Lynn Imondi, an Occupational Therapist with the Visiting Nurse Association (VNA), says it's important for homeowners to look for potential dangers.

"My biggest concern is that one of the dogs will knock him over. We have a lot of hazards along the way, like toys and dog beds," Karen says.

That's why she plans ahead for her Dad's visit, like keeping the dogs out of his way until he's settled in a chair.

Lynn says always keep walkways clear and think about getting in and out of the house.

"Often times, people will use the front door out of habit, but the back door or garage door may be best because of the shelter most have over them," Lynn says.

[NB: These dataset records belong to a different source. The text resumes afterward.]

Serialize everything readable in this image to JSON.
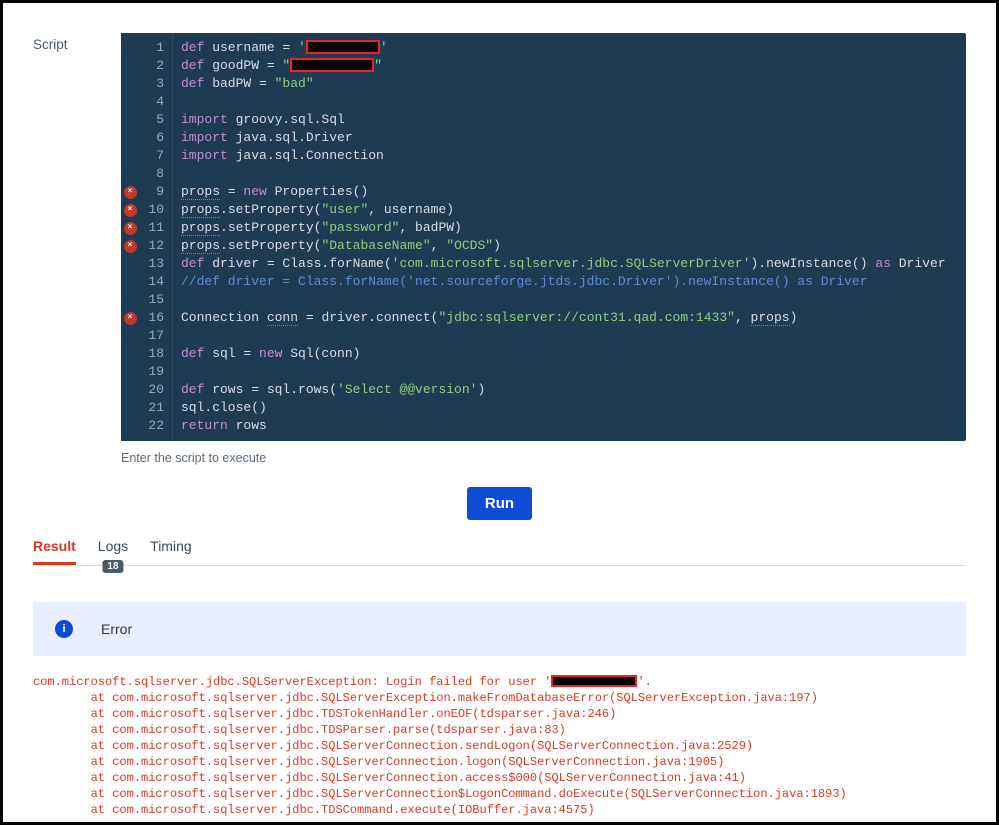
{
  "label": "Script",
  "helper": "Enter the script to execute",
  "run_label": "Run",
  "tabs": {
    "result": "Result",
    "logs": "Logs",
    "timing": "Timing",
    "logs_badge": "18"
  },
  "error_banner": "Error",
  "editor": {
    "error_lines": [
      9,
      10,
      11,
      12,
      16
    ],
    "lines": [
      {
        "n": 1,
        "tokens": [
          [
            "kw",
            "def"
          ],
          [
            "",
            " username = "
          ],
          [
            "str",
            "'"
          ],
          [
            "redbox",
            ""
          ],
          [
            "str",
            "'"
          ]
        ]
      },
      {
        "n": 2,
        "tokens": [
          [
            "kw",
            "def"
          ],
          [
            "",
            " goodPW = "
          ],
          [
            "str",
            "\""
          ],
          [
            "redbox-w",
            ""
          ],
          [
            "str",
            "\""
          ]
        ]
      },
      {
        "n": 3,
        "tokens": [
          [
            "kw",
            "def"
          ],
          [
            "",
            " badPW = "
          ],
          [
            "str",
            "\"bad\""
          ]
        ]
      },
      {
        "n": 4,
        "tokens": [
          [
            "",
            ""
          ]
        ]
      },
      {
        "n": 5,
        "tokens": [
          [
            "kw",
            "import"
          ],
          [
            "",
            " groovy.sql.Sql"
          ]
        ]
      },
      {
        "n": 6,
        "tokens": [
          [
            "kw",
            "import"
          ],
          [
            "",
            " java.sql.Driver"
          ]
        ]
      },
      {
        "n": 7,
        "tokens": [
          [
            "kw",
            "import"
          ],
          [
            "",
            " java.sql.Connection"
          ]
        ]
      },
      {
        "n": 8,
        "tokens": [
          [
            "",
            ""
          ]
        ]
      },
      {
        "n": 9,
        "tokens": [
          [
            "squig",
            "props"
          ],
          [
            "",
            " = "
          ],
          [
            "kw",
            "new"
          ],
          [
            "",
            " Properties()"
          ]
        ]
      },
      {
        "n": 10,
        "tokens": [
          [
            "squig",
            "props"
          ],
          [
            "",
            ".setProperty("
          ],
          [
            "str",
            "\"user\""
          ],
          [
            "",
            ", username)"
          ]
        ]
      },
      {
        "n": 11,
        "tokens": [
          [
            "squig",
            "props"
          ],
          [
            "",
            ".setProperty("
          ],
          [
            "str",
            "\"password\""
          ],
          [
            "",
            ", badPW)"
          ]
        ]
      },
      {
        "n": 12,
        "tokens": [
          [
            "squig",
            "props"
          ],
          [
            "",
            ".setProperty("
          ],
          [
            "str",
            "\"DatabaseName\""
          ],
          [
            "",
            ", "
          ],
          [
            "str",
            "\"OCDS\""
          ],
          [
            "",
            ")"
          ]
        ]
      },
      {
        "n": 13,
        "tokens": [
          [
            "kw",
            "def"
          ],
          [
            "",
            " driver = Class.forName("
          ],
          [
            "str",
            "'com.microsoft.sqlserver.jdbc.SQLServerDriver'"
          ],
          [
            "",
            ").newInstance() "
          ],
          [
            "kw",
            "as"
          ],
          [
            "",
            " Driver"
          ]
        ]
      },
      {
        "n": 14,
        "tokens": [
          [
            "cmt",
            "//def driver = Class.forName('net.sourceforge.jtds.jdbc.Driver').newInstance() as Driver"
          ]
        ]
      },
      {
        "n": 15,
        "tokens": [
          [
            "",
            ""
          ]
        ]
      },
      {
        "n": 16,
        "tokens": [
          [
            "",
            "Connection "
          ],
          [
            "squig",
            "conn"
          ],
          [
            "",
            " = driver.connect("
          ],
          [
            "str",
            "\"jdbc:sqlserver://cont31.qad.com:1433\""
          ],
          [
            "",
            ", "
          ],
          [
            "squig",
            "props"
          ],
          [
            "",
            ")"
          ]
        ]
      },
      {
        "n": 17,
        "tokens": [
          [
            "",
            ""
          ]
        ]
      },
      {
        "n": 18,
        "tokens": [
          [
            "kw",
            "def"
          ],
          [
            "",
            " sql = "
          ],
          [
            "kw",
            "new"
          ],
          [
            "",
            " Sql(conn)"
          ]
        ]
      },
      {
        "n": 19,
        "tokens": [
          [
            "",
            ""
          ]
        ]
      },
      {
        "n": 20,
        "tokens": [
          [
            "kw",
            "def"
          ],
          [
            "",
            " rows = sql.rows("
          ],
          [
            "str",
            "'Select @@version'"
          ],
          [
            "",
            ")"
          ]
        ]
      },
      {
        "n": 21,
        "tokens": [
          [
            "",
            "sql.close()"
          ]
        ]
      },
      {
        "n": 22,
        "tokens": [
          [
            "kw",
            "return"
          ],
          [
            "",
            " rows"
          ]
        ]
      }
    ]
  },
  "stack": {
    "head_pre": "com.microsoft.sqlserver.jdbc.SQLServerException: Login failed for user '",
    "head_post": "'.",
    "frames": [
      "        at com.microsoft.sqlserver.jdbc.SQLServerException.makeFromDatabaseError(SQLServerException.java:197)",
      "        at com.microsoft.sqlserver.jdbc.TDSTokenHandler.onEOF(tdsparser.java:246)",
      "        at com.microsoft.sqlserver.jdbc.TDSParser.parse(tdsparser.java:83)",
      "        at com.microsoft.sqlserver.jdbc.SQLServerConnection.sendLogon(SQLServerConnection.java:2529)",
      "        at com.microsoft.sqlserver.jdbc.SQLServerConnection.logon(SQLServerConnection.java:1905)",
      "        at com.microsoft.sqlserver.jdbc.SQLServerConnection.access$000(SQLServerConnection.java:41)",
      "        at com.microsoft.sqlserver.jdbc.SQLServerConnection$LogonCommand.doExecute(SQLServerConnection.java:1893)",
      "        at com.microsoft.sqlserver.jdbc.TDSCommand.execute(IOBuffer.java:4575)"
    ]
  }
}
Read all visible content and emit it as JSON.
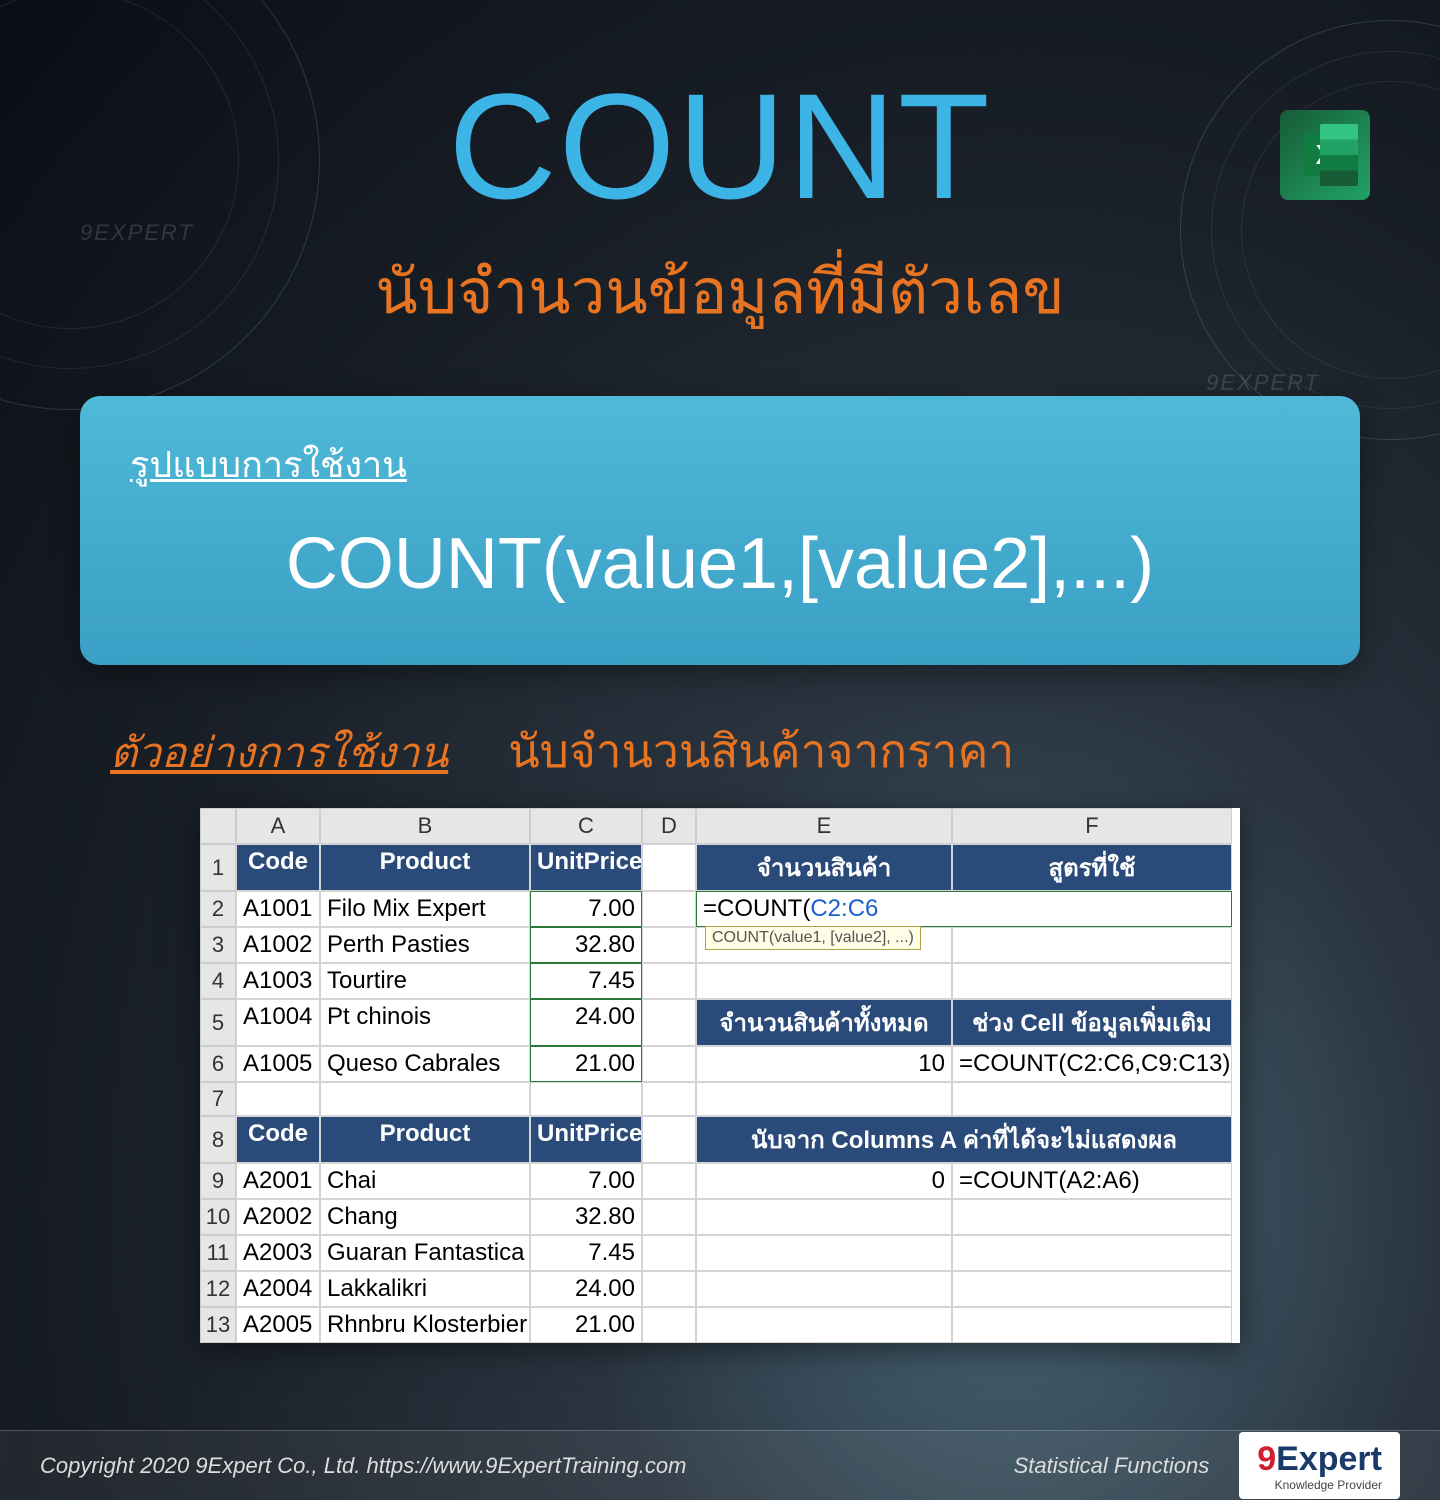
{
  "watermarks": {
    "w1": "9EXPERT",
    "w2": "9EXPERT"
  },
  "icon": {
    "letter": "X"
  },
  "title": "COUNT",
  "subtitle": "นับจำนวนข้อมูลที่มีตัวเลข",
  "syntax": {
    "label": "รูปแบบการใช้งาน",
    "text": "COUNT(value1,[value2],...)"
  },
  "example": {
    "label": "ตัวอย่างการใช้งาน",
    "desc": "นับจำนวนสินค้าจากราคา"
  },
  "sheet": {
    "cols": [
      "A",
      "B",
      "C",
      "D",
      "E",
      "F"
    ],
    "headers1": {
      "code": "Code",
      "product": "Product",
      "price": "UnitPrice"
    },
    "rows1": [
      {
        "n": "1"
      },
      {
        "n": "2",
        "code": "A1001",
        "product": "Filo Mix Expert",
        "price": "7.00"
      },
      {
        "n": "3",
        "code": "A1002",
        "product": "Perth Pasties",
        "price": "32.80"
      },
      {
        "n": "4",
        "code": "A1003",
        "product": "Tourtire",
        "price": "7.45"
      },
      {
        "n": "5",
        "code": "A1004",
        "product": "Pt chinois",
        "price": "24.00"
      },
      {
        "n": "6",
        "code": "A1005",
        "product": "Queso Cabrales",
        "price": "21.00"
      },
      {
        "n": "7"
      }
    ],
    "headers2": {
      "code": "Code",
      "product": "Product",
      "price": "UnitPrice"
    },
    "rows2": [
      {
        "n": "8"
      },
      {
        "n": "9",
        "code": "A2001",
        "product": "Chai",
        "price": "7.00"
      },
      {
        "n": "10",
        "code": "A2002",
        "product": "Chang",
        "price": "32.80"
      },
      {
        "n": "11",
        "code": "A2003",
        "product": "Guaran Fantastica",
        "price": "7.45"
      },
      {
        "n": "12",
        "code": "A2004",
        "product": "Lakkalikri",
        "price": "24.00"
      },
      {
        "n": "13",
        "code": "A2005",
        "product": "Rhnbru Klosterbier",
        "price": "21.00"
      }
    ],
    "panelE": {
      "h1e": "จำนวนสินค้า",
      "h1f": "สูตรที่ใช้",
      "formula_text_pre": "=COUNT(",
      "formula_ref": "C2:C6",
      "tooltip": "COUNT(value1, [value2], ...)",
      "h2e": "จำนวนสินค้าทั้งหมด",
      "h2f": "ช่วง Cell ข้อมูลเพิ่มเติม",
      "v2e": "10",
      "v2f": "=COUNT(C2:C6,C9:C13)",
      "h3": "นับจาก Columns A ค่าที่ได้จะไม่แสดงผล",
      "v3e": "0",
      "v3f": "=COUNT(A2:A6)"
    }
  },
  "footer": {
    "copyright": "Copyright 2020 9Expert Co., Ltd.   https://www.9ExpertTraining.com",
    "category": "Statistical Functions",
    "logo_nine": "9",
    "logo_expert": "Expert",
    "logo_tag": "Knowledge Provider"
  }
}
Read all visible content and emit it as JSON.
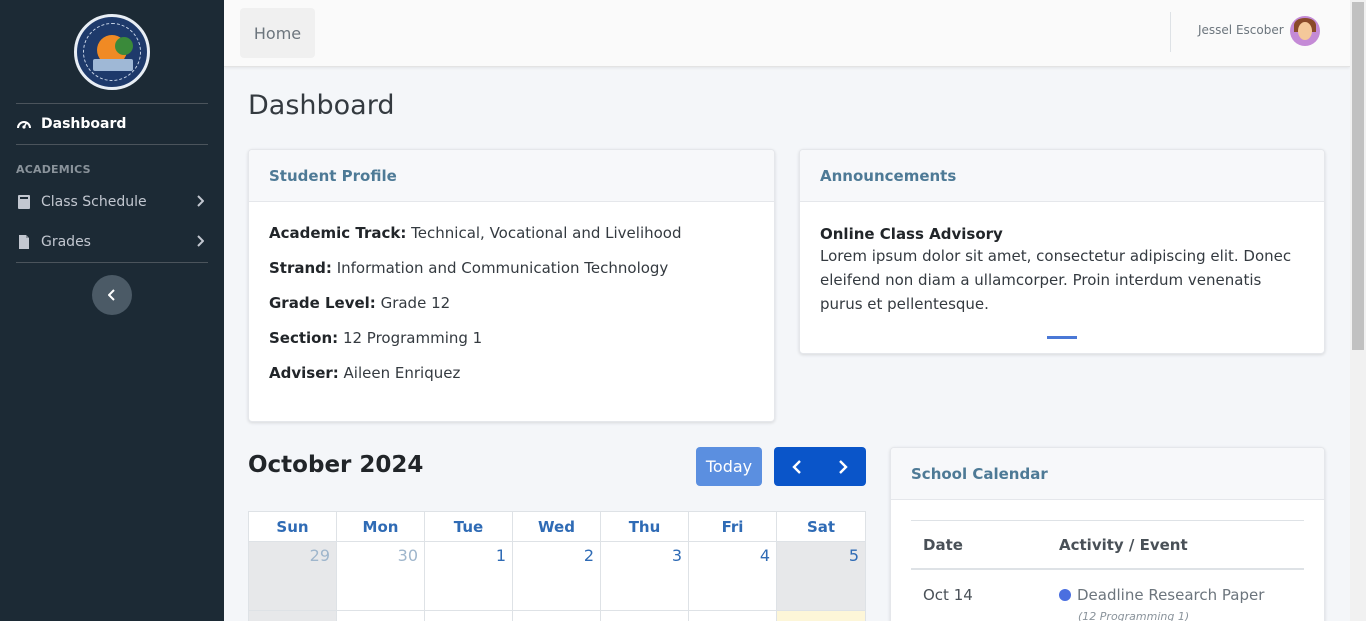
{
  "sidebar": {
    "items": [
      {
        "label": "Dashboard",
        "icon": "tachometer-icon"
      },
      {
        "label": "Class Schedule",
        "icon": "book-icon"
      },
      {
        "label": "Grades",
        "icon": "document-icon"
      }
    ],
    "section_header": "ACADEMICS",
    "collapse_icon": "chevron-left-icon"
  },
  "navbar": {
    "home_label": "Home",
    "user_name": "Jessel Escober"
  },
  "page": {
    "title": "Dashboard"
  },
  "profile": {
    "title": "Student Profile",
    "rows": [
      {
        "label": "Academic Track:",
        "value": "Technical, Vocational and Livelihood"
      },
      {
        "label": "Strand:",
        "value": "Information and Communication Technology"
      },
      {
        "label": "Grade Level:",
        "value": "Grade 12"
      },
      {
        "label": "Section:",
        "value": "12 Programming 1"
      },
      {
        "label": "Adviser:",
        "value": "Aileen Enriquez"
      }
    ]
  },
  "announcements": {
    "title": "Announcements",
    "item_title": "Online Class Advisory",
    "item_body": "Lorem ipsum dolor sit amet, consectetur adipiscing elit. Donec eleifend non diam a ullamcorper. Proin interdum venenatis purus et pellentesque."
  },
  "calendar": {
    "month_label": "October 2024",
    "today_label": "Today",
    "weekdays": [
      "Sun",
      "Mon",
      "Tue",
      "Wed",
      "Thu",
      "Fri",
      "Sat"
    ],
    "week1": [
      "29",
      "30",
      "1",
      "2",
      "3",
      "4",
      "5"
    ]
  },
  "school_calendar": {
    "title": "School Calendar",
    "col_date": "Date",
    "col_event": "Activity / Event",
    "rows": [
      {
        "date": "Oct 14",
        "event": "Deadline Research Paper",
        "sub": "(12 Programming 1)"
      }
    ]
  },
  "colors": {
    "sidebar_bg": "#1c2a35",
    "accent": "#0a55c9",
    "header_text": "#4e7a96"
  }
}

She says floor clutter can be deadly.

"If a walker or cane is involved, pull up the throw rug, get rid of the extra things that are on the floor, and make that space very open and easy to walk through," Lynn says.

Keep areas well lit or contrasted to help with vision issues.

"A white table cloth and white plates are beautiful, but may be hard to see if you have vision problems, so it might be better to have white plates, with a gold or black table cloth," Lynn says.

One of the most dangerous areas is the bathroom. Make sure there's plenty of room and safe and easy access.

"Ideally, the height of the seat should be the height of a chair. There's actually equipment out there, around $30, that you can buy to raise the seat. The best thing is to either have a high toilet seat or the raised toilet seat with handles, so that mom or dad can hold onto them to push up to get off and out," Lynn says.